You have two ways to start vLLM on Ascend NPU:
### Offline Batched Inference with vLLM
With vLLM installed, you can start generating texts for list of input prompts (i.e. offline batch inferencing).
```bash
# Use Modelscope mirror to speed up download
pip install modelscope
export VLLM_USE_MODELSCOPE=true
```
Try to run below Python script directly or use `python3` shell to generate texts:
```python
from vllm import LLM, SamplingParams
prompts = [
"Hello, my name is",
"The future of AI is",
]
sampling_params = SamplingParams(temperature=0.8, top_p=0.95)
# The first run will take about 3-5 mins (10 MB/s) to download models
llm = LLM(model="Qwen/Qwen2.5-0.5B-Instruct")
outputs = llm.generate(prompts, sampling_params)
for output in outputs:
prompt = output.prompt
generated_text = output.outputs[0].text
print(f"Prompt: {prompt!r}, Generated text: {generated_text!r}")
```
### OpenAI Completions API with vLLM
vLLM can also be deployed as a server that implements the OpenAI API protocol. Run
the following command to start the vLLM server with the
[Qwen/Qwen2.5-0.5B-Instruct](https://huggingface.co/Qwen/Qwen2.5-0.5B-Instruct) model:
```bash
# Use Modelscope mirror to speed up download
pip install modelscope
export VLLM_USE_MODELSCOPE=true
# Deploy vLLM server (The first run will take about 3-5 mins (10 MB/s) to download models)
vllm serve Qwen/Qwen2.5-0.5B-Instruct &
```
If you see log as below:
```
INFO: Started server process [3594]
INFO: Waiting for application startup.
INFO: Application startup complete.
INFO: Uvicorn running on http://0.0.0.0:8000 (Press CTRL+C to quit)
```
Congratulations, you have successfully started the vLLM server!
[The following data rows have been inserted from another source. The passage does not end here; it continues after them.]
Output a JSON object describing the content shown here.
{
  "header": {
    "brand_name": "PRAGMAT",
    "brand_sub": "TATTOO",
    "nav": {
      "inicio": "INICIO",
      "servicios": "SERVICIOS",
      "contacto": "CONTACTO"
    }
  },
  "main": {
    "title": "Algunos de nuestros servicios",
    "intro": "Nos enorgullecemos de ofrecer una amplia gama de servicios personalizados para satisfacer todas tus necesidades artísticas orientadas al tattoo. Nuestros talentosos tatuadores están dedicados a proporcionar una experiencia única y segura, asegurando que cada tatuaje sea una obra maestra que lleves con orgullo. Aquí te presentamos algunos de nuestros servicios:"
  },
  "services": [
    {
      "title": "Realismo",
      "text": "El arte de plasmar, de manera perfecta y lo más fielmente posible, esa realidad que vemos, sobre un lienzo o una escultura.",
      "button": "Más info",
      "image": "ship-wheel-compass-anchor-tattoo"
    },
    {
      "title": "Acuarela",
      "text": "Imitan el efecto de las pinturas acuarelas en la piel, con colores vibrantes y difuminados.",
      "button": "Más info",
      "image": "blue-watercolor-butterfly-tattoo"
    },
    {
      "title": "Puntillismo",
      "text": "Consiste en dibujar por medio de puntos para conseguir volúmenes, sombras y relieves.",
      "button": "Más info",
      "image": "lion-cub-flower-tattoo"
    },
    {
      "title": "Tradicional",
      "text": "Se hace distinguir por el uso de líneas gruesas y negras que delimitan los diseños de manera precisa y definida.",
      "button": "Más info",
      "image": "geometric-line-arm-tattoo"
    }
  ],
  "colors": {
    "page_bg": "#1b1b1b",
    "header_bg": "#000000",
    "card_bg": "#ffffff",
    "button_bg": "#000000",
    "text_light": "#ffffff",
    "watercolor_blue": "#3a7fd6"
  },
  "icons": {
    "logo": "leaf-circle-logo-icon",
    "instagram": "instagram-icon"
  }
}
You can query the list the models:
```bash
curl http://localhost:8000/v1/models | python3 -m json.tool
```
You can also query the model with input prompts:
```bash
curl http://localhost:8000/v1/completions \
-H "Content-Type: application/json" \
-d '{
"model": "Qwen/Qwen2.5-0.5B-Instruct",
"prompt": "Beijing is a",
"max_tokens": 5,
"temperature": 0
}' | python3 -m json.tool
```
vLLM is serving as background process, you can use `kill -2 $VLLM_PID` to stop the background process gracefully,
it's equal to `Ctrl-C` to stop foreground vLLM process:
```bash
ps -ef | grep "/.venv/bin/vllm serve" | grep -v grep
VLLM_PID=`ps -ef | grep "/.venv/bin/vllm serve" | grep -v grep | awk '{print $2}'`
kill -2 $VLLM_PID
```
You will see output as below:
```
INFO 02-12 03:34:10 launcher.py:59] Shutting down FastAPI HTTP server.
INFO: Shutting down
INFO: Waiting for application shutdown.
INFO: Application shutdown complete.
```
Finally, you can exit container by using `ctrl-D`.